CONSTITUTIONAL VALIDITY OF THE INSOLVENCY AND BANKRUPTCY CODE (AMENDMENT) ACT, 2019:
INSOLVENCY PROCESS CANNOT 'MANDATORILY' END AFTER COMPLETION OF TIMEFRAME PRESCRIBED: As far as Section 4 of the Insolvency and Bankruptcy Code (Amendment) Act, 2019 ('Amendment Act'), is concerned, it is clear that as per Section 12 of the principal act, a CIRP should be 'mandatorily' completed within the period of 330 days, including any extension and legal proceedings related to the resolution process. Failing this, the corporate debtor is required to be mandatorily referred to liquidation. The Supreme Court, while leaving the provision intact, struck down the word 'mandatorily' as being manifestly arbitrary under Article 14 of the Constitution of India. The Supreme Court held it to be an excessive and unreasonable restriction on the litigant's right to carry on business under Article 19(1) (g) of the Constitution of India.
With reference to the Section 6 of the Amendment Act i.e. the amendments to Section 30 (2) (b) of the Code, the amendments were upheld in view of the fact that the said amendments in fact are beneficial to the operational creditors as well as the dissenting financial creditors who were now guaranteed a higher value as compared to the provisions pre amendment.
However, this again does not in any manner limit the CoC from classifying creditors as financial or operational or as secured or unsecured. The Supreme Court rejected the argument that a serious conflict of interest may arise between secured and unsecured financial creditors, as the majority may get together to ride roughshod over the minority. The Supreme Court held that the CoC does not act in any fiduciary capacity to any group of creditors. The CoC is to take business decisions based upon ground realities, which then bind all stakeholders, including dissentient creditors.
The Supreme Court by transferring the control of Essar to ArcelorMittal is a big step forward for the working of the Code. The verdict penned down by Justice Rohinton Nariman reaffirms the soundness of the provisions of the Code. It also gives the CoC the discretion to determine the precise nature of the resolution process and the distribution of the proceeds amongst creditors.

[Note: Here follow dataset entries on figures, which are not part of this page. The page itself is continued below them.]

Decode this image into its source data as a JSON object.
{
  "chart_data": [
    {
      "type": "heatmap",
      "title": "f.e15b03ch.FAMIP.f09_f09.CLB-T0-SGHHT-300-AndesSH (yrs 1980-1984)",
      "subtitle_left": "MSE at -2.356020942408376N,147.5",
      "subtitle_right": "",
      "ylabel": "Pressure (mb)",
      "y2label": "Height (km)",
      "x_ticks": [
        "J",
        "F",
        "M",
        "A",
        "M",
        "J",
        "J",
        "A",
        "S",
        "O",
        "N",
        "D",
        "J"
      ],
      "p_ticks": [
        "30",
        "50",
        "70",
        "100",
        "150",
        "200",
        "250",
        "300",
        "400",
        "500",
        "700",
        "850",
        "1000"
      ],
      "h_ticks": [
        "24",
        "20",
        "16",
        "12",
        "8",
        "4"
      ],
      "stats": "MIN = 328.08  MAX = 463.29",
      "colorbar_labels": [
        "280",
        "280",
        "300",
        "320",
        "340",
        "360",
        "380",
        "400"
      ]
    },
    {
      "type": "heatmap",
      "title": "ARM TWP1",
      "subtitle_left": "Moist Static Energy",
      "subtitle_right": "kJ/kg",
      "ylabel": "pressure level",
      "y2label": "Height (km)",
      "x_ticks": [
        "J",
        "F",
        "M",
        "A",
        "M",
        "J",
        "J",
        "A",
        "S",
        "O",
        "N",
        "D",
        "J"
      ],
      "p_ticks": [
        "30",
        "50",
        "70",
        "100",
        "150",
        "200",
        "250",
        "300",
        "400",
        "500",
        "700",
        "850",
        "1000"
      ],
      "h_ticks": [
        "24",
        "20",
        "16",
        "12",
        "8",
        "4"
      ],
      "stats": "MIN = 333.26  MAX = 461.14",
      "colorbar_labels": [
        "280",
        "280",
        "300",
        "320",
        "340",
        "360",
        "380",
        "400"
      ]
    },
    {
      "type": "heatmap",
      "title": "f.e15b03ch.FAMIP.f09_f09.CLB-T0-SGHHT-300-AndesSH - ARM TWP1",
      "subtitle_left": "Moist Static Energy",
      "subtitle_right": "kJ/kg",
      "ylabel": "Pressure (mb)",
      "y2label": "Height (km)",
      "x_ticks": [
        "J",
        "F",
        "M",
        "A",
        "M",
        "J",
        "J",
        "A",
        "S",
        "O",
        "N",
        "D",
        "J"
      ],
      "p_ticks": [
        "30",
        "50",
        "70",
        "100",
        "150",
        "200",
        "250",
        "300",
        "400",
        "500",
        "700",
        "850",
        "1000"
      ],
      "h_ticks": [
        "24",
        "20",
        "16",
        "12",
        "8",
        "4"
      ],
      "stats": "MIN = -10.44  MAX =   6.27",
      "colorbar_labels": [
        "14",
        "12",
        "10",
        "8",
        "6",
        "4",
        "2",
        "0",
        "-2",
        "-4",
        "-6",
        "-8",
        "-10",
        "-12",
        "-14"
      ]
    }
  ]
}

It is expected that the banks will recover almost 92% of the INR 40,000-crore debt, which Essar owes them and with that State Bank of India will be one of the biggest beneficiaries, which will get around INR 12,000 crore.
The Code is moving towards achieving its intended goal of swift redeployment of productive assets trapped in insolvent companies, and discouraging the notion that big loans are the lenders' problem, not the borrowers'. The net result is significantly positive for credit discipline in India.